Opinion
Decided October 27, 1925.
Appeal from Jefferson Circuit Court (Common Pleas Branch, Third Division).
L.R. CURTIS for appellants.
MILLER MILLER for appellee.
Affirming.
Appellant, D.C. Clark, at the times mentioned herein, was engaged in the real estate business in Louisville, Kentucky. L.L. Dorsey, the father of appellee, Louise L. Dorsey, owned a large farm on the Shelbyville pike out of Louisville, near Anchorage, Kentucky. The parties agree that appellant agreed with appellee that if she would procure her father and mother to sign a contract authorizing appellant to subdivide and sell the farm he would give her a new Dodge sedan, valued then at $1,550.00. Appellee contends that the Dodge sedan was to be delivered to her June 1st, 1923. Appellant contends that the Dodge sedan was not to be delivered to her until a final settlement was had between him and L.L. Dorsey, the owner of the farm, growing out of its sale. That in short is the issue between the parties made by the pleadings and proof.
Upon the trial in the court below the jury awarded appellee a judgment for $1,550.00, the value of the car, and appellant has appealed.

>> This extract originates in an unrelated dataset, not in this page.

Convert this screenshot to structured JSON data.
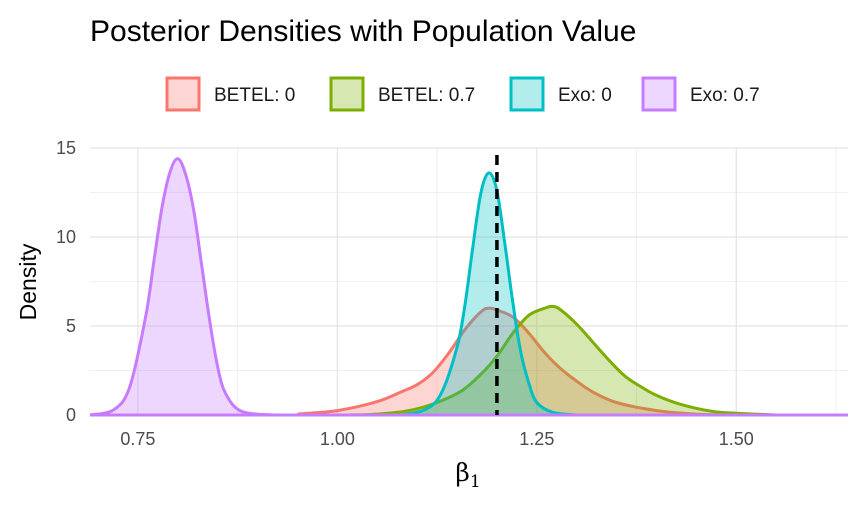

By their testimony the parties agree that under the contract appellee procured her mother and father to sign and deliver to appellant the contract authorizing him to sell the farm. The only difference between the parties either in pleading or proof is as to when the car should be delivered. That question was submitted to the jury in an instruction concerning which appellant makes no complaint. His sole ground for reversal, as his case is presented to this court, is that the verdict is flagrantly against the evidence. We find that on the question in controversy appellee and her mother and father sustain her contention as to when the car was to be delivered, while appellant Clark alone testified for himself on that subject. Thus it appears that the evidence not only supports the verdict but preponderates in favor of its correctness. Appellant's contention that the verdict is not sustained by the evidence is wholly without merit.
Wherefore, the judgment herein is affirmed.